As for comparing the arts center with the Old Mill . . . that’s like comparing apples and—what? Not even oranges but . . . well, your guess is as good as ours. Not even kiwi fruit or mangoes but something in a wholly other category in terms of history or local color. Like a picturesqu­e creek or hill. The mayor’s misplaced metaphor isn’t really worth thinking about. Better to ignore it and move on; we all make silly comparison­s sometimes. And the mayor’s was one of the sillier.

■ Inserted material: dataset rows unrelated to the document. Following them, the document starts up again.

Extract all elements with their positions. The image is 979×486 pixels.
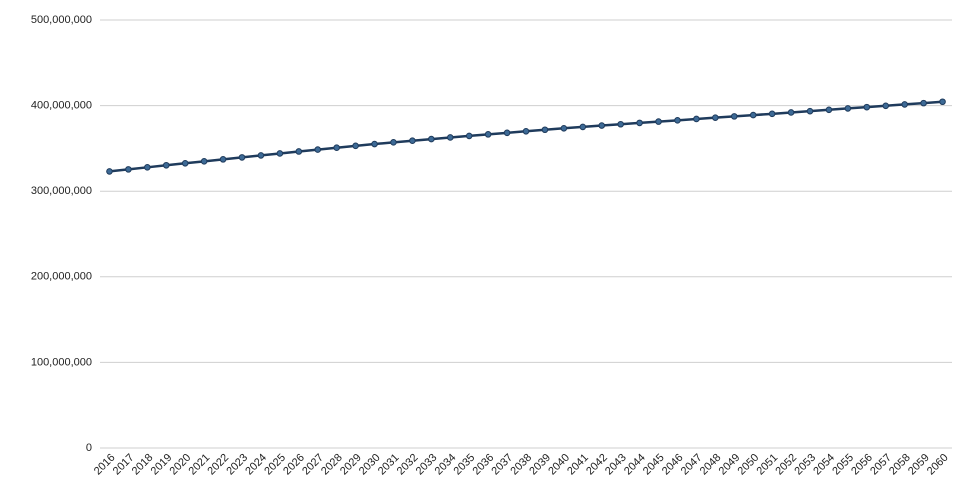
x-tick-label: 2054 xyxy=(811,452,837,478)
data-point xyxy=(920,99,927,107)
data-point xyxy=(787,109,795,116)
y-tick-label: 400,000,000 xyxy=(31,100,92,112)
x-tick-label: 2040 xyxy=(546,452,572,478)
data-point xyxy=(806,107,814,115)
x-tick-label: 2043 xyxy=(603,452,629,478)
data-point xyxy=(598,122,606,129)
x-tick-label: 2035 xyxy=(452,452,478,478)
data-point xyxy=(541,126,549,134)
data-point xyxy=(825,106,833,114)
x-tick-label: 2036 xyxy=(471,452,497,478)
x-tick-label: 2034 xyxy=(433,452,459,478)
data-point xyxy=(428,135,435,143)
x-tick-label: 2049 xyxy=(717,452,743,478)
data-point xyxy=(295,148,303,155)
data-point xyxy=(390,139,397,146)
data-point xyxy=(125,166,132,173)
data-point xyxy=(106,168,113,175)
data-point xyxy=(446,134,454,141)
data-point xyxy=(522,127,530,135)
data-point xyxy=(674,117,681,124)
x-tick-label: 2017 xyxy=(111,452,137,478)
data-point xyxy=(939,98,946,106)
data-point xyxy=(863,103,871,111)
x-tick-label: 2026 xyxy=(281,452,307,478)
y-tick-label: 100,000,000 xyxy=(31,356,92,368)
x-tick-label: 2059 xyxy=(906,452,932,478)
data-point xyxy=(636,119,643,127)
data-point xyxy=(181,159,189,167)
x-tick-label: 2060 xyxy=(925,452,951,478)
x-tick-label: 2057 xyxy=(868,452,894,478)
data-point xyxy=(238,154,246,161)
x-tick-label: 2032 xyxy=(395,452,421,478)
data-point xyxy=(409,137,416,144)
data-point xyxy=(882,102,890,110)
x-tick-label: 2053 xyxy=(792,452,818,478)
data-point xyxy=(844,105,852,112)
x-tick-label: 2056 xyxy=(849,452,875,478)
data-point xyxy=(655,118,662,125)
x-tick-label: 2041 xyxy=(565,452,591,478)
data-point xyxy=(730,113,738,120)
x-tick-label: 2058 xyxy=(887,452,913,478)
data-point xyxy=(503,129,511,137)
x-tick-label: 2051 xyxy=(755,452,781,478)
x-tick-label: 2022 xyxy=(205,452,231,478)
data-point xyxy=(200,158,208,165)
data-point xyxy=(484,131,492,138)
x-tick-label: 2039 xyxy=(527,452,553,478)
x-tick-label: 2018 xyxy=(130,452,156,478)
data-point xyxy=(371,140,378,148)
data-point xyxy=(712,114,719,121)
data-point xyxy=(749,111,757,119)
x-tick-label: 2020 xyxy=(168,452,194,478)
y-tick-label: 0 xyxy=(86,442,92,454)
x-tick-label: 2042 xyxy=(584,452,610,478)
y-tick-label: 300,000,000 xyxy=(31,185,92,197)
x-tick-label: 2048 xyxy=(698,452,724,478)
x-tick-label: 2028 xyxy=(319,452,345,478)
x-tick-label: 2044 xyxy=(622,452,648,478)
data-line xyxy=(109,100,943,173)
data-point xyxy=(560,124,568,132)
x-tick-label: 2030 xyxy=(357,452,383,478)
data-point xyxy=(901,101,908,108)
x-tick-label: 2033 xyxy=(414,452,440,478)
x-tick-label: 2046 xyxy=(660,452,686,478)
x-tick-label: 2045 xyxy=(641,452,667,478)
data-point xyxy=(162,161,170,169)
data-point xyxy=(693,115,700,123)
data-point xyxy=(314,146,322,153)
y-tick-label: 200,000,000 xyxy=(31,271,92,283)
data-point xyxy=(768,110,776,118)
data-point xyxy=(257,152,265,159)
x-tick-label: 2037 xyxy=(489,452,515,478)
data-point xyxy=(465,132,473,140)
x-tick-label: 2052 xyxy=(773,452,799,478)
data-point xyxy=(579,123,587,131)
x-tick-label: 2016 xyxy=(92,452,118,478)
x-tick-label: 2021 xyxy=(187,452,213,478)
x-tick-label: 2055 xyxy=(830,452,856,478)
x-tick-label: 2050 xyxy=(736,452,762,478)
x-tick-label: 2031 xyxy=(376,452,402,478)
data-point xyxy=(276,150,284,157)
data-point xyxy=(219,156,227,163)
data-point xyxy=(352,142,359,150)
x-tick-label: 2038 xyxy=(508,452,534,478)
x-tick-label: 2019 xyxy=(149,452,175,478)
y-tick-label: 500,000,000 xyxy=(31,14,92,26)
x-tick-label: 2047 xyxy=(679,452,705,478)
x-tick-label: 2027 xyxy=(300,452,326,478)
x-tick-label: 2024 xyxy=(243,452,269,478)
data-point xyxy=(333,144,340,152)
data-point xyxy=(144,164,151,171)
data-point xyxy=(617,120,624,128)
x-tick-label: 2029 xyxy=(338,452,364,478)
x-tick-label: 2023 xyxy=(224,452,250,478)
x-tick-label: 2025 xyxy=(262,452,288,478)
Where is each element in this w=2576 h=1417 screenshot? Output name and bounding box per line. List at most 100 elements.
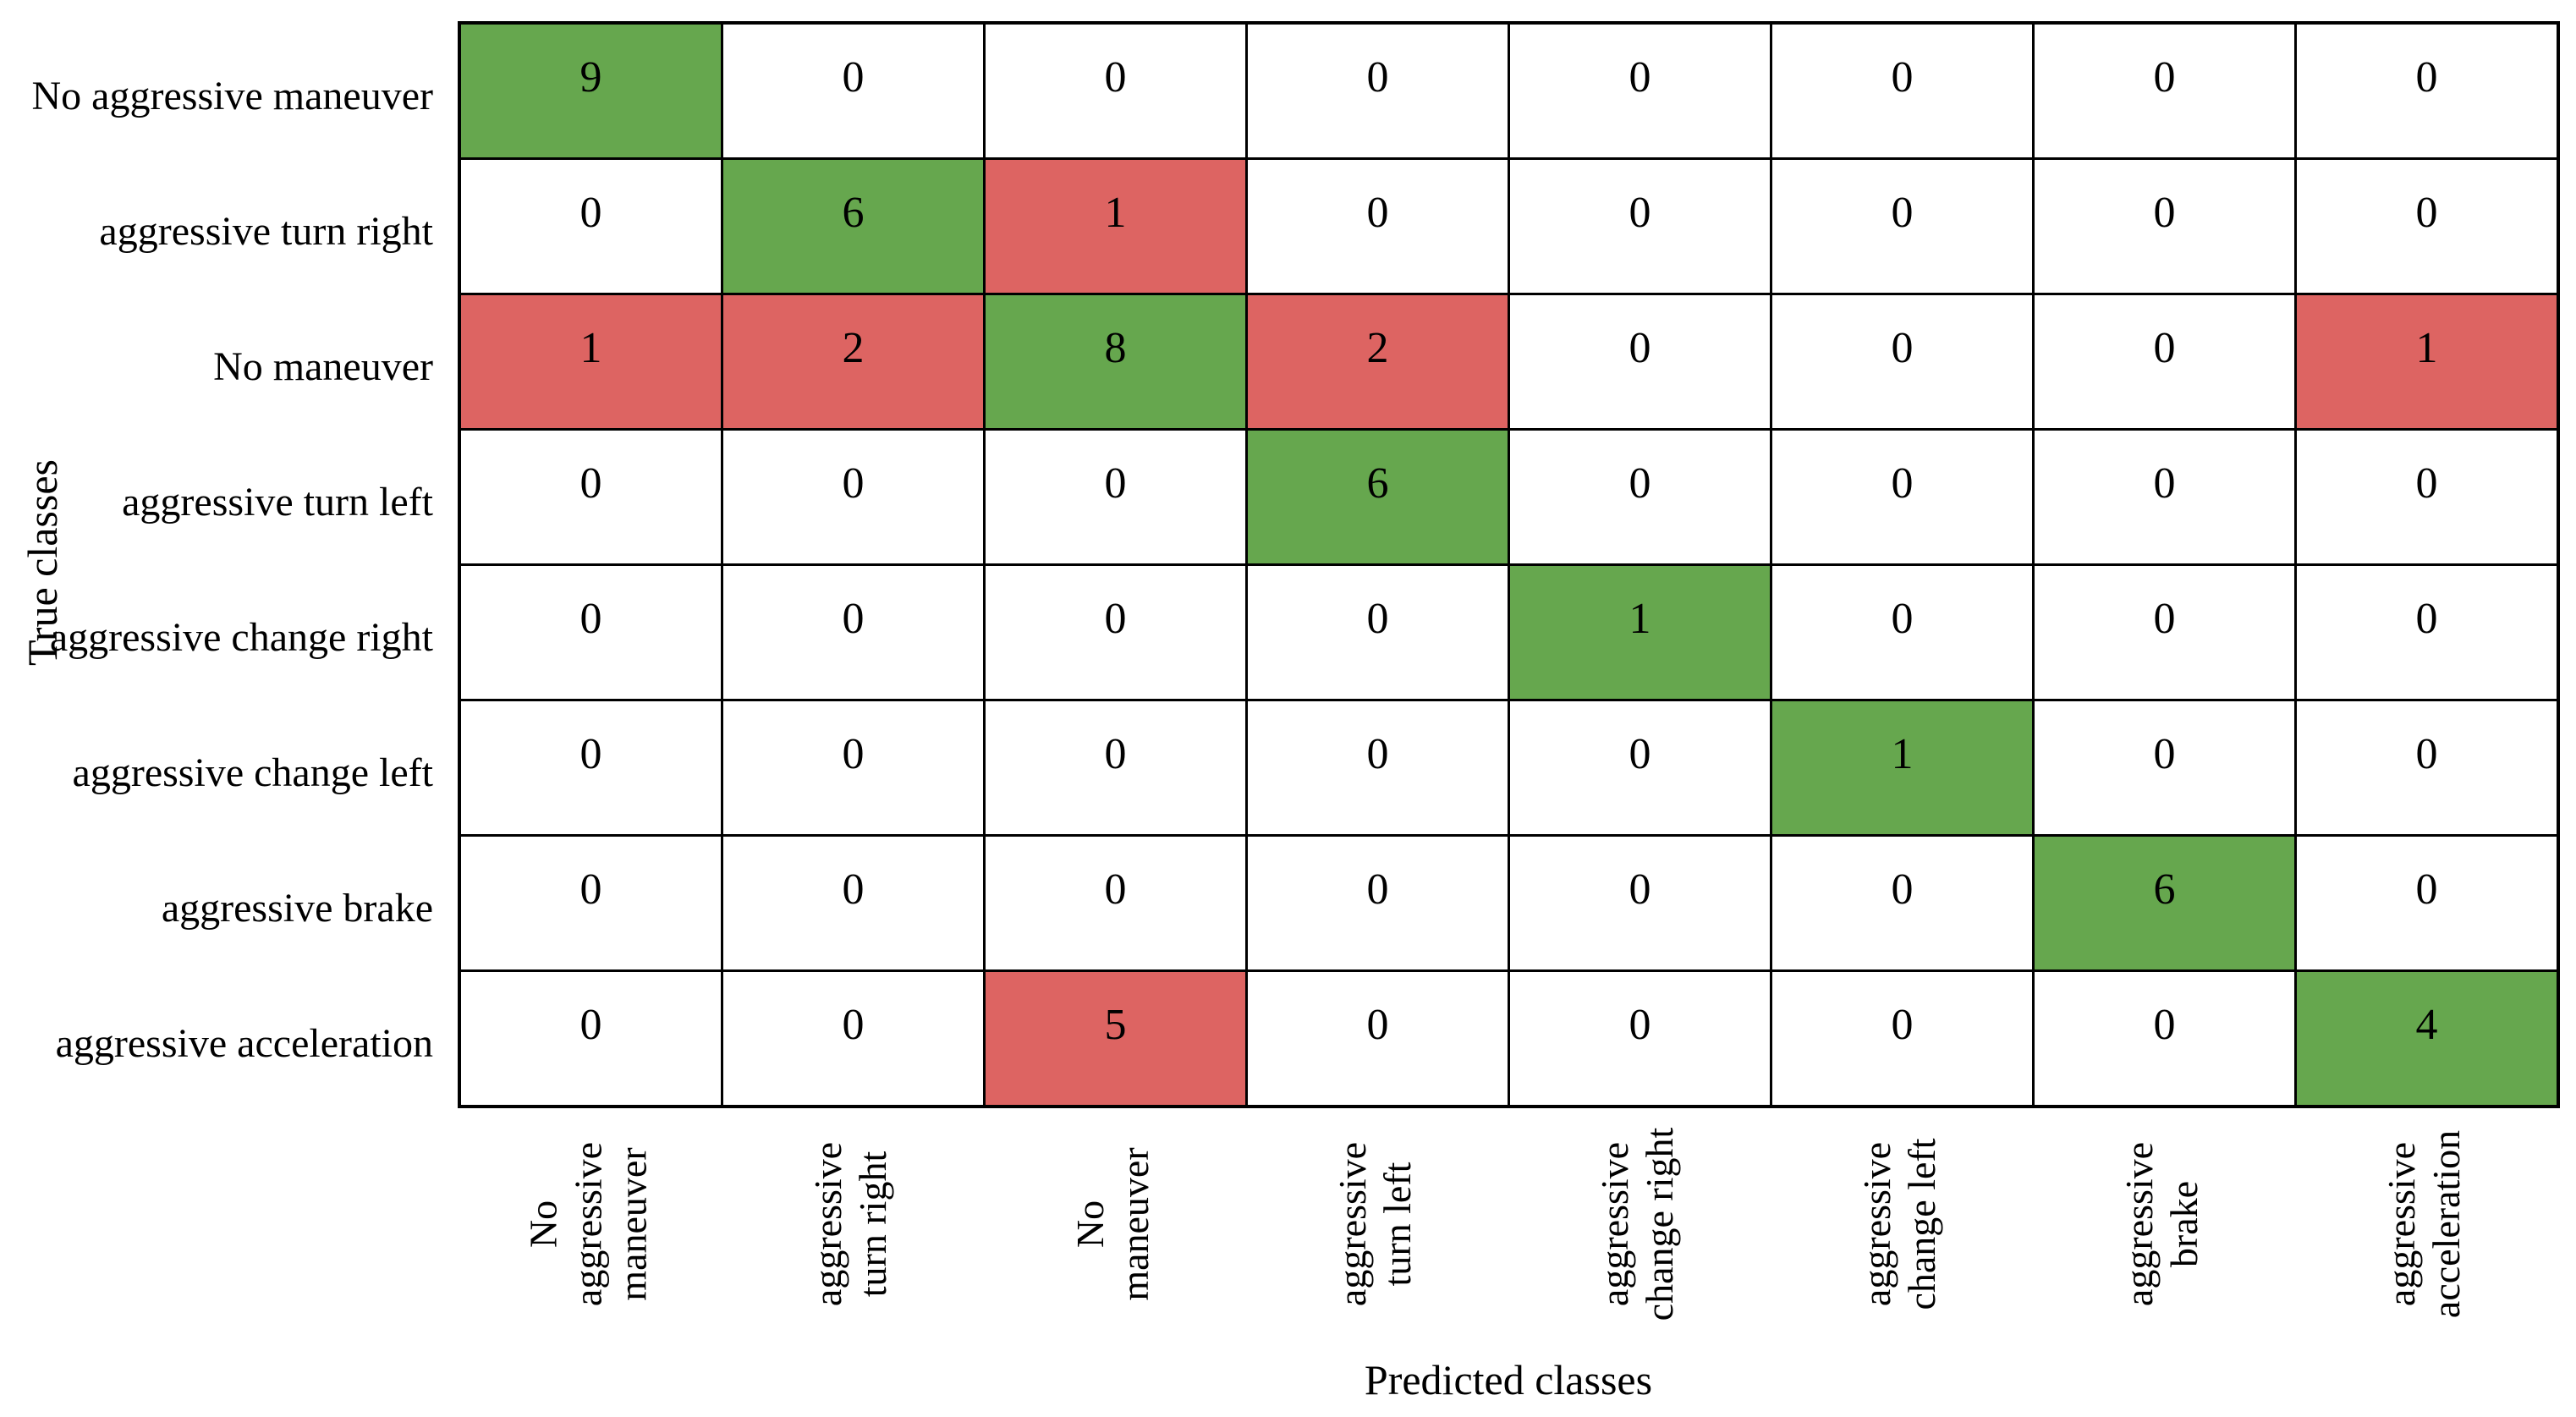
matrix-cell: 0: [1245, 157, 1510, 295]
matrix-cell: 0: [2294, 834, 2560, 972]
matrix-cell-value: 0: [2415, 595, 2438, 643]
matrix-cell: 0: [2032, 157, 2297, 295]
matrix-cell: 0: [721, 21, 986, 160]
row-tick-label-text: aggressive change right: [49, 614, 433, 660]
matrix-cell-value: 2: [842, 324, 865, 372]
row-tick-label-text: aggressive turn right: [99, 208, 433, 254]
column-tick-label: aggressive brake: [2031, 1113, 2293, 1335]
matrix-cell: 0: [2032, 699, 2297, 837]
matrix-cell: 0: [2294, 21, 2560, 160]
matrix-cell: 0: [1245, 563, 1510, 701]
matrix-cell: 1: [1770, 699, 2035, 837]
matrix-cell: 0: [1770, 834, 2035, 972]
matrix-cell-value: 0: [1891, 324, 1914, 372]
matrix-cell-value: 0: [842, 865, 865, 914]
column-tick-label-text: No aggressive maneuver: [521, 1141, 655, 1307]
matrix-cell: 2: [721, 293, 986, 431]
matrix-cell-value: 0: [579, 189, 602, 237]
matrix-cell-value: 8: [1104, 324, 1127, 372]
matrix-row: 0 0 0 0 0 0 6 0: [458, 834, 2560, 972]
row-tick-label: aggressive turn right: [0, 158, 447, 294]
matrix-cell-value: 0: [2153, 1001, 2176, 1049]
matrix-cell-value: 0: [1629, 53, 1651, 102]
matrix-cell-value: 0: [2415, 865, 2438, 914]
row-tick-label: aggressive acceleration: [0, 970, 447, 1106]
column-tick-label-text: aggressive brake: [2117, 1141, 2205, 1307]
matrix-cell: 0: [1770, 157, 2035, 295]
matrix-cell-value: 0: [842, 459, 865, 508]
matrix-cell-value: 1: [1891, 730, 1914, 778]
matrix-row: 0 0 0 0 1 0 0 0: [458, 563, 2560, 701]
matrix-cell-value: 0: [1891, 1001, 1914, 1049]
matrix-cell-value: 0: [1104, 730, 1127, 778]
matrix-row: 9 0 0 0 0 0 0 0: [458, 21, 2560, 160]
matrix-cell-value: 6: [842, 189, 865, 237]
matrix-cell-value: 0: [1629, 730, 1651, 778]
matrix-cell-value: 0: [1366, 53, 1389, 102]
matrix-cell-value: 0: [2415, 53, 2438, 102]
matrix-cell-value: 0: [842, 595, 865, 643]
matrix-cell-value: 0: [2153, 595, 2176, 643]
matrix-cell-value: 0: [1104, 459, 1127, 508]
matrix-cell-value: 0: [1891, 595, 1914, 643]
column-tick-label: aggressive turn left: [1244, 1113, 1507, 1335]
matrix-cell-value: 0: [2153, 730, 2176, 778]
column-tick-label: No aggressive maneuver: [458, 1113, 720, 1335]
matrix-cell-value: 0: [1104, 53, 1127, 102]
matrix-cell: 0: [721, 428, 986, 566]
matrix-cell: 0: [721, 834, 986, 972]
matrix-cell: 9: [458, 21, 723, 160]
matrix-cell-value: 0: [842, 53, 865, 102]
matrix-cell: 4: [2294, 969, 2560, 1108]
matrix-cell: 0: [721, 969, 986, 1108]
column-tick-label-text: No maneuver: [1068, 1147, 1156, 1301]
matrix-cell-value: 1: [2415, 324, 2438, 372]
matrix-cell: 0: [1770, 293, 2035, 431]
matrix-cell: 0: [1245, 969, 1510, 1108]
matrix-cell: 0: [2294, 563, 2560, 701]
row-tick-label: No aggressive maneuver: [0, 23, 447, 158]
matrix-cell: 0: [1770, 21, 2035, 160]
matrix-cell-value: 0: [2153, 459, 2176, 508]
matrix-cell-value: 0: [1629, 1001, 1651, 1049]
matrix-cell-value: 0: [1366, 1001, 1389, 1049]
column-tick-label-text: aggressive turn left: [1331, 1141, 1419, 1307]
matrix-cell: 0: [1508, 428, 1772, 566]
matrix-cell: 0: [983, 834, 1248, 972]
matrix-cell: 1: [458, 293, 723, 431]
matrix-cell: 0: [1508, 157, 1772, 295]
matrix-cell-value: 0: [1891, 53, 1914, 102]
column-tick-label: aggressive change left: [1769, 1113, 2031, 1335]
matrix-cell-value: 0: [1366, 189, 1389, 237]
matrix-cell-value: 0: [1629, 324, 1651, 372]
matrix-cell-value: 0: [1104, 595, 1127, 643]
matrix-cell: 0: [458, 969, 723, 1108]
matrix-cell: 0: [1245, 699, 1510, 837]
row-tick-label: aggressive turn left: [0, 429, 447, 564]
row-tick-label: aggressive change right: [0, 564, 447, 700]
row-tick-label-text: aggressive brake: [161, 885, 433, 931]
matrix-cell: 0: [983, 563, 1248, 701]
matrix-cell-value: 6: [2153, 865, 2176, 914]
matrix-cell: 0: [721, 563, 986, 701]
row-tick-label-text: No aggressive maneuver: [31, 73, 434, 118]
matrix-cell: 0: [983, 428, 1248, 566]
matrix-cell: 0: [1245, 834, 1510, 972]
matrix-cell-value: 4: [2415, 1001, 2438, 1049]
x-axis-title: Predicted classes: [1364, 1356, 1653, 1403]
matrix-cell-value: 0: [1104, 865, 1127, 914]
matrix-cell-value: 0: [1891, 865, 1914, 914]
column-tick-label: aggressive change right: [1507, 1113, 1769, 1335]
column-tick-label: aggressive turn right: [720, 1113, 982, 1335]
column-tick-label-text: aggressive turn right: [806, 1141, 894, 1307]
matrix-cell-value: 9: [579, 53, 602, 102]
matrix-cell-value: 0: [579, 1001, 602, 1049]
matrix-cell: 0: [2032, 563, 2297, 701]
matrix-cell: 0: [2032, 293, 2297, 431]
column-tick-label-text: aggressive change right: [1593, 1127, 1681, 1321]
matrix-cell-value: 0: [579, 459, 602, 508]
matrix-cell-value: 0: [1891, 189, 1914, 237]
matrix-cell: 0: [458, 157, 723, 295]
matrix-cell-value: 5: [1104, 1001, 1127, 1049]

IF THE MAYOR (or anybody else) is looking for a way to handle competitio­n, nobody was better at it than a president of the United States named Ronald Reagan— remember him? Back in his heyday, can you believe it, Japan, Inc., was being hailed as the world’s next economic super-power and this country’s next great rival. Confident and convivial as ever, The Gipper proceeded to pay a friendly call on Tokyo, where he charmed all by telling the Japanese one of their own folk tales, which is as apropos as ever to any instance of economic competitio­n, including that between the twin cities of Central Arkansas:

“There’s a legend in Japan about two villages separated by a river, and on moonlight nights a man from one town would come out and sing. And his voice would resound farther and farther, floating out across the river until it reached the other town. Meanwhile, the people of the second town decided to compete. They looked for a singer who could surpass the excellence of the man across the river. And then it happened that one night another voice was heard, and the second was fully as rich as the first. And when the original singer heard it, he realized he was faced with a strong rival, and he sang and sang at the top of his voice. And the singing grew more and more beautiful as each singer found depths to his talent that he hadn’t known were there.

“Well, Japan and America are like those singers. We each seek great achievemen­ts, and the standards we set for each other are marks of excellence. And yet we do not exhaust ourselves in the contest, but rather, pursue our respective goals as friends and allies.”

That’s how leaders who are fair and far-sighted talk—and lead.

Copy to The Hon. Mark Stodola, City Hall, Little Rock, Ark.